By Rachel Blair
I just got back today to Paris from a long, but amazing weekend. As you all know, this weekend I went to Prague, Czech Republic and it was beautiful.
In mid-September one of my friends from school, Sydney, who is studying abroad in Florence, Italy asked me if I wanted to travel to Prague with her. Now me, not knowing anything about Prague but who wanted to explore said yes. One of the best decisions I made this entire semester.
Before I went to Prague, everyone told me that it was beautiful and had amazing architecture. All I knew about Prague was how pretty everyone claimed it was and Nicki Minaj’s “You b****** can’t even spell Prague.” So, I left the planning up to Syd, but was excited to mark this as my last trip.
However, I was the one that found us our Airbnb and let me tell you, it was the best Airbnb I have ever seen. We absolutely loved it. We loved it so much that every night we were excited to go back to it, and today we didn’t want to leave it.
But Prague is such a beautiful city, with so much to do, and easy ways of getting around. One thing that I was really fascinated with was that some of their subway trains were actually in the middle of the street. There would be cars driving next to you on both sides and sometimes even behind and in front of you at any given point while on those subways.
Also, the prices of everything in Prague were amazing! First of all, their currency is so much weaker than ours that $1 is about 20/25 of their money. So, buying things is very weird there because you would spend about 150 on a drink, which makes you feel like you’re a big baller, but in reality, you’re paying practically nothing. One night for dinner, I got a meal, alcoholic drink, side, and dessert and only paid $25. On top of those cheap prices, everything was actually really good. I would’ve been willing to pay more for everything I got.
I really enjoyed the amount of time I was able to spend there as well. Sydney and I for whatever reason decided to catch 7am flights that would get into Prague at 9am. In the end, I was very happy we did that because it gave us a full 3 days, but that Thursday morning when I had to get up at 3am I regretted that decision. Like I said, both of our flights arrived in Prague around 9am, and our Airbnb was only 45 minutes away by public transportation, so we started our day off around 10:30 and got to see Prague when there weren’t as many people around.

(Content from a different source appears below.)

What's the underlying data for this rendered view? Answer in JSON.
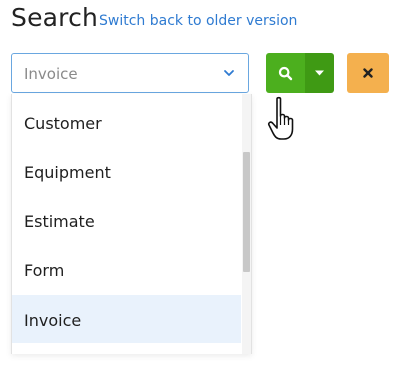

Sydney works for admissions and has been assigned the task of taking pictures with the GW banner. On Thursday, we went to this really nice bridge, but Syd forgot the banner, so we knew we had to go back at some point to take the picture she really wanted to get. We decided to go back Saturday. Wow, what a difference it made being there on Thursday compared to Saturday. As we were getting closer to the bridge on Saturday, the crowd of people just kept increasing and we knew we made the smart decision of actually seeing it on Thursday.
Without even meaning to, I believe that Sydney and I somehow managed to get all of the top tourist attractions done on Thursday and Friday, with very limited tourist, and then got to do cool adventures on Saturday, where we barely had to see tourists.
Prague is such a beautiful place and while there, it was amazing to think about how all of that was existing while I wasn’t there, and it will continue to exist while I’m gone. It’s amazing what little impact we have on the world, but it’s also amazing discovering new cultures and walks of life. While living our lives in the United States, we don’t think twice about the things going on in anywhere else in the world, especially someplace like Prague. But I think it’s important to acknowledge that people live their everyday lives in these places, and that they do exist, and we should take the time to get to know them. While we’re stuck in our ways in one country, a totally different life is happening in another.
I believe it is important to travel and to take in as much of the culture and experience as possible. No matter what you do, the cultures and lives in all of these other countries will still go on, so it’s better to appreciate and understand them than to avoid them.